The Senate, meanwhile, is forging its own path on transparency and encouraging more provider competition. A bill passed last week by the Health, Education, Labor, and Pensions (HELP) Committee (S 240) would bar anticompetitive contract provisions that prevent plans from directing employees to higher-value, lower-cost providers, require off-campus hospital outpatient departments to provide a unique identifier on all bills, and ban hospital facility fees for telehealth and other services.
PBM reforms already approved by the HELP Committee (S 1339) include extensive annual disclosures by PBMs to plan sponsors about rebates and fees received from drug makers, a requirement that all rebates or discounts be passed through to the health plan, and a ban on “spread pricing.” The bill would also stipulate that PBMs disclose all sources of compensation and require the Department of Labor to study whether PBMs should be health plan fiduciaries.

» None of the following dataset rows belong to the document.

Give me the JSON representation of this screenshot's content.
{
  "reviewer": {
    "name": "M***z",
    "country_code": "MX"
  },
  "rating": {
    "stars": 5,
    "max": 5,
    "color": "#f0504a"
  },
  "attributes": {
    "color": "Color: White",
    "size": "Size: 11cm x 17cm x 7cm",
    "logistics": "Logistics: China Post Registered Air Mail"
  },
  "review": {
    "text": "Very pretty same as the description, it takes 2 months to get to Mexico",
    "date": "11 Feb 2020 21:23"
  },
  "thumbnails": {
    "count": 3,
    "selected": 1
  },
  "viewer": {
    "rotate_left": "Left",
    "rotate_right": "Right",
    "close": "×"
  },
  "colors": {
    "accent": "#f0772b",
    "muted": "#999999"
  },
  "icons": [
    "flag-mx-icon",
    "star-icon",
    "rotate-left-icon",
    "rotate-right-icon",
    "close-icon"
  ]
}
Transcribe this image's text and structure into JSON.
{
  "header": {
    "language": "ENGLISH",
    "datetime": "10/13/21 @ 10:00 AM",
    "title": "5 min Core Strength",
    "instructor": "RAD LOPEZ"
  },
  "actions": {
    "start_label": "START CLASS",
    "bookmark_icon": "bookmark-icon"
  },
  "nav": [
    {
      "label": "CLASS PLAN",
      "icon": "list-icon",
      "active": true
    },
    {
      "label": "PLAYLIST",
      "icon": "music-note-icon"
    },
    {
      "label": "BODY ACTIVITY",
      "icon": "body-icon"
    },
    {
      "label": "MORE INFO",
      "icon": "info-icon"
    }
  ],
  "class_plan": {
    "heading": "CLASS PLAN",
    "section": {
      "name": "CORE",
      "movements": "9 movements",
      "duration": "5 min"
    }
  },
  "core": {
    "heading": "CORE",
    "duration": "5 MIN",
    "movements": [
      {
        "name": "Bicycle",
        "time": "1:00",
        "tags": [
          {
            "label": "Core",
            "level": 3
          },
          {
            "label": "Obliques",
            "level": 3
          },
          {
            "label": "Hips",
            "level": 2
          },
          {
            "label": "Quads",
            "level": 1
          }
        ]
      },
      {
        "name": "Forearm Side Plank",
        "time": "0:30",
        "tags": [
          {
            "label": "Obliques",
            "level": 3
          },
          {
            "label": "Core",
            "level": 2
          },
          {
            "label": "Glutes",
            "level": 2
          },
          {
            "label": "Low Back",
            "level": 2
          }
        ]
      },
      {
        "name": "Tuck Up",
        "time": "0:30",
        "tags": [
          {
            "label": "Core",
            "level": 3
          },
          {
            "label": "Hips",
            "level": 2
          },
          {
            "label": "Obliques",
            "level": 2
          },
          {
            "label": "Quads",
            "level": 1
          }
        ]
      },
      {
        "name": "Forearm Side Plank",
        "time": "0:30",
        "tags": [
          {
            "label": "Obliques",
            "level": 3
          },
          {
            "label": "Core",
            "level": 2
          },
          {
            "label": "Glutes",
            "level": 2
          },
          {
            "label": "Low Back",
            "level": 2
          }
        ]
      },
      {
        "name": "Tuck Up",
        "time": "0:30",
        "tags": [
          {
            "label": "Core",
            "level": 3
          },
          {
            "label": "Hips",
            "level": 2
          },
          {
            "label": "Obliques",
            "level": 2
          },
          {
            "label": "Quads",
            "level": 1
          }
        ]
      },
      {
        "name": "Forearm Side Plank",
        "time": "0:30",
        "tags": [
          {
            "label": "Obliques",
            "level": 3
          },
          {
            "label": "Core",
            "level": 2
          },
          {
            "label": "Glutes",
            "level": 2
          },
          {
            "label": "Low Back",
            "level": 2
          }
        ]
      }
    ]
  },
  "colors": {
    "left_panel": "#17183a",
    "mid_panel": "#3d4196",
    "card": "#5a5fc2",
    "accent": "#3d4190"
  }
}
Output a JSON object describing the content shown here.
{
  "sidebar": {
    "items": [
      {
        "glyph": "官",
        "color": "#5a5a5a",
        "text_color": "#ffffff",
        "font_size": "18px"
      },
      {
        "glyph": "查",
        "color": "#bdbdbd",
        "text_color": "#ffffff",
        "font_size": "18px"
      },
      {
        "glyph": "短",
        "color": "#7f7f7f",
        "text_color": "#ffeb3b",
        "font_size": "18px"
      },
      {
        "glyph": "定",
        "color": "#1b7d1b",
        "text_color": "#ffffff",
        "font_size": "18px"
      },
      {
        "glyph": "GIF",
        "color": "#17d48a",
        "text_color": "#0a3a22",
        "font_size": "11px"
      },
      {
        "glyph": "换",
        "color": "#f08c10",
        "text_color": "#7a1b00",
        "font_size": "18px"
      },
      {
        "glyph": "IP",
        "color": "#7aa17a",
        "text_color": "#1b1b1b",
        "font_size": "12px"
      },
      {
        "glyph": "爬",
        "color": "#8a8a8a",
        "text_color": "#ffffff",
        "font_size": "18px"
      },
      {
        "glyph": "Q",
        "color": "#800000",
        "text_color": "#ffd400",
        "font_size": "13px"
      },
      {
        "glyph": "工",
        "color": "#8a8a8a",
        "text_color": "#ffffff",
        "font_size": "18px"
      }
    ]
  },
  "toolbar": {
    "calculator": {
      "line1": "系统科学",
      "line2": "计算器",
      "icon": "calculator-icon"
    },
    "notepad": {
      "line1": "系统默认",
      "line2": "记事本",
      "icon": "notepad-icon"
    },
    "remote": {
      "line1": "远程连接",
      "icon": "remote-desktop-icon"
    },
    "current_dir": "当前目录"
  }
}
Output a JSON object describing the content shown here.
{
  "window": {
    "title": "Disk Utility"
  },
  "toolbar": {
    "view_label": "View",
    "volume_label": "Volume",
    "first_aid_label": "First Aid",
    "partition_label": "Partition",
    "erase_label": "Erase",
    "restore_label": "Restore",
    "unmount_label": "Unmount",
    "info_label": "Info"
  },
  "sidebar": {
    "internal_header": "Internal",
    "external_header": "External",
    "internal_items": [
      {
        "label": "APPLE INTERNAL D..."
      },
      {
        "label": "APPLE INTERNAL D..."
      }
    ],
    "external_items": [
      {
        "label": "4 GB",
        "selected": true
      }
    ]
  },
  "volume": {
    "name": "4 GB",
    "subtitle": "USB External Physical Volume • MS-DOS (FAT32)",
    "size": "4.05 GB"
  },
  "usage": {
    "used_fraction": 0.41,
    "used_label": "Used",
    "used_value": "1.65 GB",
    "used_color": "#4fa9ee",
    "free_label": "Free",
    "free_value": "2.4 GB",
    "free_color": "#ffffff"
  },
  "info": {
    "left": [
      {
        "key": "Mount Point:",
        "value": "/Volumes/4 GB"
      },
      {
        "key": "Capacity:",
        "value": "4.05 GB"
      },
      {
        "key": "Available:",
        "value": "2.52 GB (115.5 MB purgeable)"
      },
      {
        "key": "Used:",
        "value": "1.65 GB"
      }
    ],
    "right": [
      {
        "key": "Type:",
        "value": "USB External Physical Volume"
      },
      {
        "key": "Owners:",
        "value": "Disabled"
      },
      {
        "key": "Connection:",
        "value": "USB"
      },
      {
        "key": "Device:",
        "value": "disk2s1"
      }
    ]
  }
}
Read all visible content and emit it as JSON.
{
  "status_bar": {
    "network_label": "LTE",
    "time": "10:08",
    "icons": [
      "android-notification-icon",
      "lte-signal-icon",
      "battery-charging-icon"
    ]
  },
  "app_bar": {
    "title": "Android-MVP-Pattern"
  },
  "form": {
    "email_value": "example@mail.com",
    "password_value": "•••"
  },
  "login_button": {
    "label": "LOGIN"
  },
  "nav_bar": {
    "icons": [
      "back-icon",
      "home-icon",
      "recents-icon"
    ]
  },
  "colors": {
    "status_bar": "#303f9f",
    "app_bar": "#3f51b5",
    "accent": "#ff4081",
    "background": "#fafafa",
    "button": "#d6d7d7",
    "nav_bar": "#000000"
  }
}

Senate leaders say passing a drug pricing package this year is a high priority, and the legislation they might bring to the floor will probably draw from these committee-passed measures.
Virtually all these reforms have strong backing from the plan sponsor community, and while they are drawing fire from PBMs and providers, the breadth of bipartisan support for them suggests that many could get to the president’s desk this year even though the legislative path ahead is uncertain.